В провинции вообще, по моим личным наблюдениям, музыкальная культура значительно выше, чем в столицах. А родился и до одиннадцати лет жил я в Кыргызстане, в Бишкеке (тогда – Фрунзе). В то время как в «культурных центрах» уже вовсю свирепствовали ансамбли, заменявшие ритм грохотом, а мелодию – душераздирающими воплями, у нас еще господствовала легкая классика, на танцплощадках преобладали вальсы, польки… И есть что послушать, и есть подо что потанцевать. Но молодежь стала эти танцы под духовой оркестр игнорировать, подавай им «эстраду», и устроили настоящий бойкот, так что оркестр играл по вечерам в парке, в сущности, сам для себя. Помню, как я плакал в детстве от обиды за музыкантов, что их вот так выживают со сцены: танцплощадка пуста, все стоят за оградой, демонстрируя презрение к этой «старомодной» музыке и нежелание под нее веселиться.

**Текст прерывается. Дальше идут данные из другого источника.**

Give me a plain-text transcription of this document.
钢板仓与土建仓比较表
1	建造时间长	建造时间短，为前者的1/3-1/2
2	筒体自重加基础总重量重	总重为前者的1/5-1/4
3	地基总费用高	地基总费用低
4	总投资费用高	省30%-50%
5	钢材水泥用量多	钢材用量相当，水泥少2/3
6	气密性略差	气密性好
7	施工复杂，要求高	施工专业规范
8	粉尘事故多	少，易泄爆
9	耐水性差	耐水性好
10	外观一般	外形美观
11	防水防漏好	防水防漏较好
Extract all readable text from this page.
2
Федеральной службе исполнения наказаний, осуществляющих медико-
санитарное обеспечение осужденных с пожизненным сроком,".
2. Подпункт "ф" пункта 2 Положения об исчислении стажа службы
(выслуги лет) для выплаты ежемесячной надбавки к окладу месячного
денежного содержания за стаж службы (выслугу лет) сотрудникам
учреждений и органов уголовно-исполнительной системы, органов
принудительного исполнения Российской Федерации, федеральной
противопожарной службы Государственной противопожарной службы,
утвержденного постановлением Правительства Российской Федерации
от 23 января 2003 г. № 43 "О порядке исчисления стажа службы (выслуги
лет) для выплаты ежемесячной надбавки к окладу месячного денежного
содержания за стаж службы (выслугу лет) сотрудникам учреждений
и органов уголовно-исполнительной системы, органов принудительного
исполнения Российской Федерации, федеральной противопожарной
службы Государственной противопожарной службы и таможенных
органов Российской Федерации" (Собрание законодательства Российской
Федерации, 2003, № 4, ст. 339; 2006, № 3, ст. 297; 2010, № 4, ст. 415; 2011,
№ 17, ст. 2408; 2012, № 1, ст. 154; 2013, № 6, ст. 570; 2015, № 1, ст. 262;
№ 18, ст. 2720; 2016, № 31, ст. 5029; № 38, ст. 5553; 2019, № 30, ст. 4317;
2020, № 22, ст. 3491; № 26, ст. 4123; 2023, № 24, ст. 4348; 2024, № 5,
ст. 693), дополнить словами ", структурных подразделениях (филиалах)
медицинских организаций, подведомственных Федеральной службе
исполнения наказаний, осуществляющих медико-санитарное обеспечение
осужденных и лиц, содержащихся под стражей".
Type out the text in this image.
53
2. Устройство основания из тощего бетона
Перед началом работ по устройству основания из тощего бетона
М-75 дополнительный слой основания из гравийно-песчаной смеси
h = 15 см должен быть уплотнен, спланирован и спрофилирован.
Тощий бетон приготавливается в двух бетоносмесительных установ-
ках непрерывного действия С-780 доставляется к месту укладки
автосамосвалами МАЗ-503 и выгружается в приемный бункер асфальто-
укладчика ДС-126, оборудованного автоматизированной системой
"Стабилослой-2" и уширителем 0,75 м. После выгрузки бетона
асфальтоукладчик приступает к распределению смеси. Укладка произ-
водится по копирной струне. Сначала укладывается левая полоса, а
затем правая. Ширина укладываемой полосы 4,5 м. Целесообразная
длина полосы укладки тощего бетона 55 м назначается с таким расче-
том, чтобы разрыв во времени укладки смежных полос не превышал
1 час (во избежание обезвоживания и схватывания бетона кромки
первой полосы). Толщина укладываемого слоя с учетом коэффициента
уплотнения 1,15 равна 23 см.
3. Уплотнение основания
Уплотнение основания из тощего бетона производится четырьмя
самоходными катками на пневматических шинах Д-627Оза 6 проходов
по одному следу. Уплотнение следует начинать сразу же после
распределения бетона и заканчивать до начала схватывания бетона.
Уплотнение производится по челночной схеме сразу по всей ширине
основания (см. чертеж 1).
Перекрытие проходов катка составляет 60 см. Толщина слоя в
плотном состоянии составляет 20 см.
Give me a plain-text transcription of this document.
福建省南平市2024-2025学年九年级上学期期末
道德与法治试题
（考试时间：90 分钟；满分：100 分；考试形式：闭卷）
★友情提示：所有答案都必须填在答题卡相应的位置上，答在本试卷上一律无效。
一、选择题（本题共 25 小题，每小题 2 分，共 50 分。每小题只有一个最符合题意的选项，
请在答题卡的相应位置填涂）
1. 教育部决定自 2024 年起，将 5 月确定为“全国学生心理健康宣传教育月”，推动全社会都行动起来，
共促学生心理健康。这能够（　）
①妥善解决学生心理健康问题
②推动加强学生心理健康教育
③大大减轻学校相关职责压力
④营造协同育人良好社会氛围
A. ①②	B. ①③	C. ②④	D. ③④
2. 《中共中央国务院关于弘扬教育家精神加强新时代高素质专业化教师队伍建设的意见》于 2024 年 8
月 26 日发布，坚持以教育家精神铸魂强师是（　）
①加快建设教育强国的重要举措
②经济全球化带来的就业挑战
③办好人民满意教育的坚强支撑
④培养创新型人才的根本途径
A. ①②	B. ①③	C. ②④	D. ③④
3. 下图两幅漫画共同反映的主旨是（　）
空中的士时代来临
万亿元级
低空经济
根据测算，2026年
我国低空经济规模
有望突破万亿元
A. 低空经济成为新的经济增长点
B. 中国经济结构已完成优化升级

А в лагере как-то на концерте угораздило звукооператора включить фонограмму чего-то «тяжелого». Я был так близко от акустических систем, что и без слухового аппарата мог оценить этот шум и потом откровенно высказался: «Впечатление такое, словно задница решила стать оперной певицей».
Окружающие ребята и вожатые кто где стоял, тот там и сел от такой характеристики, но больше при мне такого безобразия не включали. Стеснялись. А за точность характеристики, несмотря на ее малоаппетитность, ручаюсь: звук был именно такой же низкий, только до безобразия откровенно, бесстыже громкий. Уж с этим-то звуком каждый знаком независимо от состояния своего слуха, поскольку при определенных проблемах с желудком волей-неволей производит его сам.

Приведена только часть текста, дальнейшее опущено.